The responsible use of AI falls to humans, it is up to us to train, explain, and sustain their successful use and avoid harm to humans.

4) Autonomous vehicles will be ever-present 

We have seen examples of self-driving cars already in the market, with Google having already entering the market. Ford is set to release true self-driving (no human input required) cars by 2021, investing $1 billion in Argo AI.

By the time Japan will host the Summer Olympics in 2020, Honda hope to have cars that can drive themselves on motorways in full force. Overall, the industry is expected to witness a significant number or self-driving vehicles on the roads by 2020.

We must consider that the success of these predicted advances will be subject to changing regulation, liability concerns are rife when machines self-operate in potentially dangerous environments. Even with these concerns, it is highly likely that we will be able to hail an autonomous vehicle on our streets within the decade.

5) AI will be common place in medicine

Medical technological advances are taking place every day. We have already seen how AI can dramatically increase success rates in IVF patients, thanks to the use and availability of Big Data and AI, and market growth looks to reach $1.7 billion by 2019.

We will see, once again, this human-AI partnership. One of the most valuable assets doctors have, other than their expertise, is empathy, a trait that AI is yet to possess (and we don´t know what the future will hold for AI and empathy). AI stands to catch errors that may occur by the human hand, as it has the ability to objectively work through millions of patient data to determine diagnosis.

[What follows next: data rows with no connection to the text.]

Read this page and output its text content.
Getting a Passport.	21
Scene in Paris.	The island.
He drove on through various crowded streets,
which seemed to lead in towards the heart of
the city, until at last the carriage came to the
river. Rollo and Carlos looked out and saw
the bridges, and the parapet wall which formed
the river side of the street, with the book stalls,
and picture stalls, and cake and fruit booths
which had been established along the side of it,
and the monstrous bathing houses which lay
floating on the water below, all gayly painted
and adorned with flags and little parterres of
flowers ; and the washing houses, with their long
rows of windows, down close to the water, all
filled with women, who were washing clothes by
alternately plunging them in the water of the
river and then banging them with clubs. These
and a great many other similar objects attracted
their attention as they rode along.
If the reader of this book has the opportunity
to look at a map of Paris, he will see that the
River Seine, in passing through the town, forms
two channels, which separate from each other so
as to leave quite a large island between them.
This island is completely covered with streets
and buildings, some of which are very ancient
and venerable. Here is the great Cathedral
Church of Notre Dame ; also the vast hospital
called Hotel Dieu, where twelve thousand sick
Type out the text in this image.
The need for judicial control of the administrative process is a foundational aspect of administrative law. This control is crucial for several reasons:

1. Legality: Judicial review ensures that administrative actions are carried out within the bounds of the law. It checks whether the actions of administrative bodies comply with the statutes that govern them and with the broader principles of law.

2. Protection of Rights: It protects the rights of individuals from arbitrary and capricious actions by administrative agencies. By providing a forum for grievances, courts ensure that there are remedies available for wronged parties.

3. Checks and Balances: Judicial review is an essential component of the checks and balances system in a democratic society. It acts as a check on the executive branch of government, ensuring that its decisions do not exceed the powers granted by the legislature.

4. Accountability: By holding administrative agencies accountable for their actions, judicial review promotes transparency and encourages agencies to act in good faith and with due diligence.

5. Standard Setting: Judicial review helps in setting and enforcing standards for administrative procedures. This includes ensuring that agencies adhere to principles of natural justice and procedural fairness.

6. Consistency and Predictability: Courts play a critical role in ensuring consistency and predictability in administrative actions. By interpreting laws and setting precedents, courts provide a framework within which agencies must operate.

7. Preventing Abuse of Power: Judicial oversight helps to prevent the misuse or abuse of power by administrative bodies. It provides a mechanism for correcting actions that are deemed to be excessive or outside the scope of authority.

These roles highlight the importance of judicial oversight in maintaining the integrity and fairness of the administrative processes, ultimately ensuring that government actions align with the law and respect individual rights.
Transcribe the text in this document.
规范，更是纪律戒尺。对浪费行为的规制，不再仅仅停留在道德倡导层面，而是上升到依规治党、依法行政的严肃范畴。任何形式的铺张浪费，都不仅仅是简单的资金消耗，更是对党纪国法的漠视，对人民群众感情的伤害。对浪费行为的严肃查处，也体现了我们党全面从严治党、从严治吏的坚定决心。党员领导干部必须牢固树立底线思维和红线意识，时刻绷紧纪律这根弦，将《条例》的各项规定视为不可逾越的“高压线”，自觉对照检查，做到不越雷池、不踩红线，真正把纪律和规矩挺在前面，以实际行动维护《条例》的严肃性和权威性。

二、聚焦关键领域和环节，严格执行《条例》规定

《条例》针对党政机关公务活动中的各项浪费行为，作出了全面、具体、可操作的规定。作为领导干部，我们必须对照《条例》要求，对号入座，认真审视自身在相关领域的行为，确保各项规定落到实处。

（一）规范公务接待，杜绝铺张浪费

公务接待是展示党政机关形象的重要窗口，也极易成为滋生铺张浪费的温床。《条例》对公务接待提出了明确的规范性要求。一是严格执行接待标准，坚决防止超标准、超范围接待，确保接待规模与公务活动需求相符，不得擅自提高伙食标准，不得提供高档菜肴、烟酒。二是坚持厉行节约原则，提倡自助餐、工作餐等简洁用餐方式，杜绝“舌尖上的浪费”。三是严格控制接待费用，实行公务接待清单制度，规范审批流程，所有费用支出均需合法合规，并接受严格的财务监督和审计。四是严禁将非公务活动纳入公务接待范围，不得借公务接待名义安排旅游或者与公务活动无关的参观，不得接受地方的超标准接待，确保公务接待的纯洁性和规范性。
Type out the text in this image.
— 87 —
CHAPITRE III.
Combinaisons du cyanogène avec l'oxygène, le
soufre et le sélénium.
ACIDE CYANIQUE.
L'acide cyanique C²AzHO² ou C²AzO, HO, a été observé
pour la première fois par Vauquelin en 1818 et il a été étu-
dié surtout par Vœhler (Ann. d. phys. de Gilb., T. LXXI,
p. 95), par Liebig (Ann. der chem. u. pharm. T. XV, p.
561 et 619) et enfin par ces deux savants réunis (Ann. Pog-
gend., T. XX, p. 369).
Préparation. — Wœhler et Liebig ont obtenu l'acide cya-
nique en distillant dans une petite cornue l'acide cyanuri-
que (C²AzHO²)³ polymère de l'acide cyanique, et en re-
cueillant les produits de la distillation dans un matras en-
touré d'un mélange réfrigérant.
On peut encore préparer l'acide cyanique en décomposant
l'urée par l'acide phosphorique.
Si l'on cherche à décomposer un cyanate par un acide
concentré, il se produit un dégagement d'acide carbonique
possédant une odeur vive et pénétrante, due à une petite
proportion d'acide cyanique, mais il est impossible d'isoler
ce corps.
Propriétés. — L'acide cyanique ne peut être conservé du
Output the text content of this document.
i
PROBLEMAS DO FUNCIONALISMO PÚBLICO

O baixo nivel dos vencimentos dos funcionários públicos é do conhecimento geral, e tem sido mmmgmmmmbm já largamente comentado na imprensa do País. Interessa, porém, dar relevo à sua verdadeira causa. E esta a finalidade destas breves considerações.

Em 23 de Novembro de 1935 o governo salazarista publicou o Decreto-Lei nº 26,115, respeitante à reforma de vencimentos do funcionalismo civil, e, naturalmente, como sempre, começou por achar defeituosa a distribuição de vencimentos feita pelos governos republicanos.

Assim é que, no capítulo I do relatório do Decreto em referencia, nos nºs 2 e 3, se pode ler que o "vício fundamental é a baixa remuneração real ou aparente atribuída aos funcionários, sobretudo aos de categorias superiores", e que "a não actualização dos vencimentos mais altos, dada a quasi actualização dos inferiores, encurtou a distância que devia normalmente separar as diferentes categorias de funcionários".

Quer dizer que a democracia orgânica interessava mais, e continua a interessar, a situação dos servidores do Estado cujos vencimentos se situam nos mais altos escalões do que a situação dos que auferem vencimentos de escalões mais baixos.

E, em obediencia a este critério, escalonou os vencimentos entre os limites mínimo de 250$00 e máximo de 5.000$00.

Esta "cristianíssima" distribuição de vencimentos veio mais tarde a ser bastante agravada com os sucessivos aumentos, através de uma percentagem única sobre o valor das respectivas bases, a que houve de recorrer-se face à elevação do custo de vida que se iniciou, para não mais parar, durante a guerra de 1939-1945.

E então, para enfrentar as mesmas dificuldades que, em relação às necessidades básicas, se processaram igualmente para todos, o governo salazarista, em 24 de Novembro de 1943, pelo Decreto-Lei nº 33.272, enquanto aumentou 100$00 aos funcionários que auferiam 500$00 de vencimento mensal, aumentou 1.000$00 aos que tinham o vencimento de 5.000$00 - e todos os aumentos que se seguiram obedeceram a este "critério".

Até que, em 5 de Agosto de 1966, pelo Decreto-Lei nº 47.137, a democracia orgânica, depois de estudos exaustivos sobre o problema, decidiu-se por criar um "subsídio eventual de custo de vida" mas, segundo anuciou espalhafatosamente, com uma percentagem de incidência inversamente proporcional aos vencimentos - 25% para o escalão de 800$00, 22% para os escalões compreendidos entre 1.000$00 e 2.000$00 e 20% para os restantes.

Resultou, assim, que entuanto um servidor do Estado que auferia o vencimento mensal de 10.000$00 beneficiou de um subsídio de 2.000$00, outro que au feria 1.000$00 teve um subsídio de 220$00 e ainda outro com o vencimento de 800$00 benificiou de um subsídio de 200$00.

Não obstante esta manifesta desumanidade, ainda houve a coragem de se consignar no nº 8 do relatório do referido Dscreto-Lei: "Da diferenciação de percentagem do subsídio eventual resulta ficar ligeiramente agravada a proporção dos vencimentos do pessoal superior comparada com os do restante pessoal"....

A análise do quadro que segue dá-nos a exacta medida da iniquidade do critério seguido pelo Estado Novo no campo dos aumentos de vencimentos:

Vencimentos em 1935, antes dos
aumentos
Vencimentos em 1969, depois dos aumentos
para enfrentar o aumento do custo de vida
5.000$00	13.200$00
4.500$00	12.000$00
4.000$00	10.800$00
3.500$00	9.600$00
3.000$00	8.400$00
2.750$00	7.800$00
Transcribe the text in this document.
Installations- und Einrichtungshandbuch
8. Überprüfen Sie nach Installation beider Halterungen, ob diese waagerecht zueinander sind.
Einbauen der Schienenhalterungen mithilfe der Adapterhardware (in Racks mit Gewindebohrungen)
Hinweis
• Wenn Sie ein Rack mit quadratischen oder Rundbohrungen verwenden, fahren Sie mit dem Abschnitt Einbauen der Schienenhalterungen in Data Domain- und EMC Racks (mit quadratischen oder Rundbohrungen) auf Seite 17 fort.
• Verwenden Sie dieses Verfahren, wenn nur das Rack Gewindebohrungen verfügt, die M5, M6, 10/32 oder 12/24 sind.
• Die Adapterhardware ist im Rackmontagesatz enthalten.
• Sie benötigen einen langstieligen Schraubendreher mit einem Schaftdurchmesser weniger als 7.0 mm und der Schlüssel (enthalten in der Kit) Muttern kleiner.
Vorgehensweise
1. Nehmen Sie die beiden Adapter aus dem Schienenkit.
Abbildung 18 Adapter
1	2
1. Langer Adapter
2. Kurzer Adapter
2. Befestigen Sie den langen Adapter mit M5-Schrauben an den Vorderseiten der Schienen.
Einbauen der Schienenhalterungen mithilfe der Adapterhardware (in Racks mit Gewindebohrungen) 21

Perhaps the most promising medical AI prediction is that it can help with the diagnosis, and eventually treatment, of rare conditions. The configuration of AI will allow them to draw from each other´s insights, catch each other’s mistakes or anomalies, and come  up with innovative fixes.

In the surgical world, AI will be able to provide real-time information to surgeons, including MRI scans, patient history and a visual division of regions of the brain

Neil Jacobstein, Chair of the AI and Robotics Track at Singularity University, has stated that “AI allows us to do things that humans just couldn’t do before, like consider your entire genomic profile before making a recommendation.”